In fact, as we have already noted above, the trial Court has not only acquitted the other accused persons who were arrayed as accused Nos. 2 to 5 before him, but also gave a finding that there could not have been any gang rape. The trial Court found the appellant guilty merely on the statement of the two other co-accused alleged to have been given by them to the police, who were acquitted by the trial Court by observing that the prosecution did not take steps to bring the statement of those two accused made to the police officer on record. We are unable to understand as to how the statement of co-accused made before the police officer can be made admissible in evidence and how the said evidence could be brought on record. In our view, the trial Judge has misdirected himself on the question of law and has found the appellant guilty on the basis of statements of two other accused alleged to have been given by them to the police officer.
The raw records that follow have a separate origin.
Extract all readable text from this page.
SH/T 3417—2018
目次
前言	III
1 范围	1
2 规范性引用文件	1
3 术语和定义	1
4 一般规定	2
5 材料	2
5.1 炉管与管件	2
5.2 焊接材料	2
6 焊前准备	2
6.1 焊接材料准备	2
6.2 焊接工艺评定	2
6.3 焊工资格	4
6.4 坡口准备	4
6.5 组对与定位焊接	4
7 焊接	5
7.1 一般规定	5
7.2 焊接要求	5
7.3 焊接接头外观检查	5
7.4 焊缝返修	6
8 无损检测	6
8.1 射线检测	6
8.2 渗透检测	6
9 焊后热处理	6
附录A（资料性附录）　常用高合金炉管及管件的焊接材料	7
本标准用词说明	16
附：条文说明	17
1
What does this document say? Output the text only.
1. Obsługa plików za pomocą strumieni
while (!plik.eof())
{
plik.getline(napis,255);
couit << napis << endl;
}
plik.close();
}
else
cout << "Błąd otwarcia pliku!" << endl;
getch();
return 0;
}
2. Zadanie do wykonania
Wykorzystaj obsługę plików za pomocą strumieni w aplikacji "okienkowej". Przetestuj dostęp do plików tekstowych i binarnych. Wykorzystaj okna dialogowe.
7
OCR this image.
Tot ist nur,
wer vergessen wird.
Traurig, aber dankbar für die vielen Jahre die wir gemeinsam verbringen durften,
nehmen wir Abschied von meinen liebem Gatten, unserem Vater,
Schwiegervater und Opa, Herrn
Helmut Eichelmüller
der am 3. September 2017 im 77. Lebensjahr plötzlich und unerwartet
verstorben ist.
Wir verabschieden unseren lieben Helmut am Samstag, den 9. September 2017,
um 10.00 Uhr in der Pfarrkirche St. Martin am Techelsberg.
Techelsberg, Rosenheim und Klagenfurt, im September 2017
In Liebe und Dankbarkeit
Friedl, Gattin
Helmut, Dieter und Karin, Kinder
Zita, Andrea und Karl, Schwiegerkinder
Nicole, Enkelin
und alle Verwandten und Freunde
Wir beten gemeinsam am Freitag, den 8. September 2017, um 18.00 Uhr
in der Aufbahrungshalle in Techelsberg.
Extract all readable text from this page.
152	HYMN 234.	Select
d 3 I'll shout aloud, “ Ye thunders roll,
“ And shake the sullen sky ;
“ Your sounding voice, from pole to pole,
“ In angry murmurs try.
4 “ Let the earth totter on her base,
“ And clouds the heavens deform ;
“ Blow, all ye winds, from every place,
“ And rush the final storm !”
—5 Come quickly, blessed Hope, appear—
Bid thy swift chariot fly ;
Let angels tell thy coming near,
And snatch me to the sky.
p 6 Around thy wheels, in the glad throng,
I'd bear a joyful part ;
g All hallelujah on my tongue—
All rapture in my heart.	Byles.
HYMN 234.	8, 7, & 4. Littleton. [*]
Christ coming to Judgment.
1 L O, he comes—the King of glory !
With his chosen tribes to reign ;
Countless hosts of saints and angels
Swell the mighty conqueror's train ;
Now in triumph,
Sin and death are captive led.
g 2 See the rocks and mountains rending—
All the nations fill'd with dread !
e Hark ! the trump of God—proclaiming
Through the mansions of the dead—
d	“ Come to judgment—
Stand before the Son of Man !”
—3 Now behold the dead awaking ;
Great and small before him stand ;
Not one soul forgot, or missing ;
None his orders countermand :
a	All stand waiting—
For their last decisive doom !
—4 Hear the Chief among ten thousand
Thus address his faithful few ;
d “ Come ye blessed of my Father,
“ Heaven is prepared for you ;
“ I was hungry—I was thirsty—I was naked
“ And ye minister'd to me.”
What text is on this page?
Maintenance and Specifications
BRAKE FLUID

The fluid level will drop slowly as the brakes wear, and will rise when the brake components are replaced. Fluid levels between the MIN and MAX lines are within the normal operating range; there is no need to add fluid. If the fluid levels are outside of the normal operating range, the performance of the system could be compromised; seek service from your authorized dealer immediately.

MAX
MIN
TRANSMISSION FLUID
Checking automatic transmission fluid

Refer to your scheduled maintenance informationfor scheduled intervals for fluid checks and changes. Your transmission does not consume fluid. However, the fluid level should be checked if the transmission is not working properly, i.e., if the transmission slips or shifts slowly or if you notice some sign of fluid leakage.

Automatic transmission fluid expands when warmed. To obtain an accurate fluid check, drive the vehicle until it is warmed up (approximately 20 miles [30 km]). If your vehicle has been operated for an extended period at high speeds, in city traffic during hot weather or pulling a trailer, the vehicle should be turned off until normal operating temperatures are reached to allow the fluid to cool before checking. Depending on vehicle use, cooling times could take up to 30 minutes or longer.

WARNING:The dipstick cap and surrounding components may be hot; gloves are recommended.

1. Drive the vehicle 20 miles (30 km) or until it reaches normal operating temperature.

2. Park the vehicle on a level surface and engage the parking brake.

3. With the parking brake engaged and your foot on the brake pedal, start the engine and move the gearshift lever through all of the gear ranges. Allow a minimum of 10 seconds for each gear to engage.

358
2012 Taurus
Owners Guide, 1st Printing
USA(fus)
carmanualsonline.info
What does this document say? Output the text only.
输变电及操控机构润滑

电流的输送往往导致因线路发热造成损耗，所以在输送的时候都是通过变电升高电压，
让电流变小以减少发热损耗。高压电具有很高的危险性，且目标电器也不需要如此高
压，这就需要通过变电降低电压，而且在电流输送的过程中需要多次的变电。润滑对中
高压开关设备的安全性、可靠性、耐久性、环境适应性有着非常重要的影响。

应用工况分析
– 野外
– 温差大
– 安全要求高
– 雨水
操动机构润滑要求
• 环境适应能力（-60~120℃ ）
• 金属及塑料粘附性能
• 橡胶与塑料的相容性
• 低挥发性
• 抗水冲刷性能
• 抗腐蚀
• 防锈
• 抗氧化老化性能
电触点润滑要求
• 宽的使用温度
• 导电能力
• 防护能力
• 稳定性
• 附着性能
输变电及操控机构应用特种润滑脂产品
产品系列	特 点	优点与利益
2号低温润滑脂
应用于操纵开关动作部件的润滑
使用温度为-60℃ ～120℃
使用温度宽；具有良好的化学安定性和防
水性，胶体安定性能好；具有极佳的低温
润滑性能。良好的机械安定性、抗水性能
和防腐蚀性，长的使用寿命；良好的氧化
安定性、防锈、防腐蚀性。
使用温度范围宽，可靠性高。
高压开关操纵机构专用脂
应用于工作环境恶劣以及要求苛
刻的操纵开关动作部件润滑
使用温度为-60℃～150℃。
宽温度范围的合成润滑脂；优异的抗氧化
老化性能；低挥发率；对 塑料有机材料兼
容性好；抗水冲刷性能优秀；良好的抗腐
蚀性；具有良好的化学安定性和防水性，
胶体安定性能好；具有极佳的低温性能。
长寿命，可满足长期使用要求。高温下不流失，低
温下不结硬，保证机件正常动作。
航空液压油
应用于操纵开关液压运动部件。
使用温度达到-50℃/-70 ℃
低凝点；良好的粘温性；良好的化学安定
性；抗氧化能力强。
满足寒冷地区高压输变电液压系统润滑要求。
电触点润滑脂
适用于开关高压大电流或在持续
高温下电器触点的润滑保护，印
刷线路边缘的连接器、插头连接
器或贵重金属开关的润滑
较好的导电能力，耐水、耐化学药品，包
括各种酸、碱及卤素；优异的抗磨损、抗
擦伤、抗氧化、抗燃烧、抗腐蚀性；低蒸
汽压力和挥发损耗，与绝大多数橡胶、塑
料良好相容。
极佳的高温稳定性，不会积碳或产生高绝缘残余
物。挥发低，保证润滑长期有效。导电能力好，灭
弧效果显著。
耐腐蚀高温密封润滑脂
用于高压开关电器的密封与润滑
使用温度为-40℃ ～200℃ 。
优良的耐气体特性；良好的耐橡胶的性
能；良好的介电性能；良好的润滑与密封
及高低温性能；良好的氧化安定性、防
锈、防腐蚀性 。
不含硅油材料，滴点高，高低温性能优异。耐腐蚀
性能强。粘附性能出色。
We therefore, find that the trial Judge was not justified in holding the appellant guilty on the above findings. In the absence of any other circumstance, the mere fact that the appellant and the deceased were talking together on 16.5.2003 and that the fact that the deceased waned to marry the appellant, cannot itself be taken as a circumstance for the appellant to be found guilty of a grave offence of murder, 15. In the result, both the appeals are allowed. The judgment of conviction and order of sentence passed against the appellant are set aside and he is acquitted of the charges. He shall be set at liberty forthwith, if not waned in any other case. The reference made by the State for confirmation of death is rejected.